FOR DISCUSSION: QUOTES FROM BLACKBIRD
“Not acknowledging suicide casts shame on the people who die that way . . . Silence won’t erase the suicide.”
How does transparency about suicide help suicide survivors and their communities?
“In grief, memories are oxygen.”
How does reminiscing help one push forward through grief? Can it be harmful to dwell too deeply on memories?
“If you think you need help, you do.”
In what ways has society told us not to ask for help? How can we demonstrate that there is strength in asking for help?
“You can recognize you have a beautiful life and an unbearably hard life. You can give love freely and struggle receiving love. You can be playful and impish and be depressed. You can love and be loved and lose the will to live.”

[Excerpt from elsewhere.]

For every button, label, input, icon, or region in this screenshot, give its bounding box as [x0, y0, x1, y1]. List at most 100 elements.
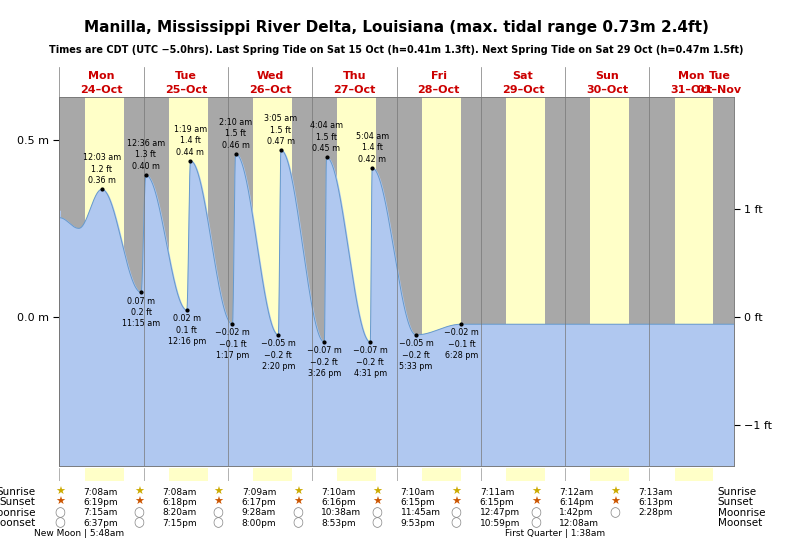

What does accepting the power of and look like? How can accepting the power of and alter your outlook?
“I’m not angry at Charlie; I’m angry at his decision . . . But isn’t the decision the ultimate embodiment of the person? Does that mean I’m actually angry with Charlie.”
What are the different versions of anger one experiences after losing a loved one? Are there variations between being angry at the person and being angry at their actions?
“The bookends of Charlie’s short life were 9/11 and the pandemic. Say what you will about Gen Z, but surely those events have had a deep impact on the way they view their place in this big, scary world?”
How have you and your loved ones been affected by 9/11 and the global pandemic? Has your mental health been affected? Does it help to talk about your experiences and responses?
“Even the ordinary will never be the same. Especially the ordinary will never be the same.”
After loss, how do you create a “new” ordinary while still acknowledging and treasuring the old one?
“Time does heal, but healing isn’t the magical outcome of pages flipping on the calendar. Healing comes from experiencing firsts large and small, then experiencing them again and again . . . surviving firsts teaches us we’re capable of growth, and these accomplishments provide the fuel to tackle the next first.”
Are there any “firsts” after loss you’ve gotten through that felt monumental? How can those around you help you get through these “firsts”?
“What-if is a bend backward. What-if must be released to move forward. Focus on what is.”
How does one combat a barrage of what-ifs? Should we allow ourselves to ask these questions sometimes? How do you know when to stop?
“If you don’t tell your story, someone else will.”
Can telling your own story relieve any burdens in your life? How can owning your story liberate you?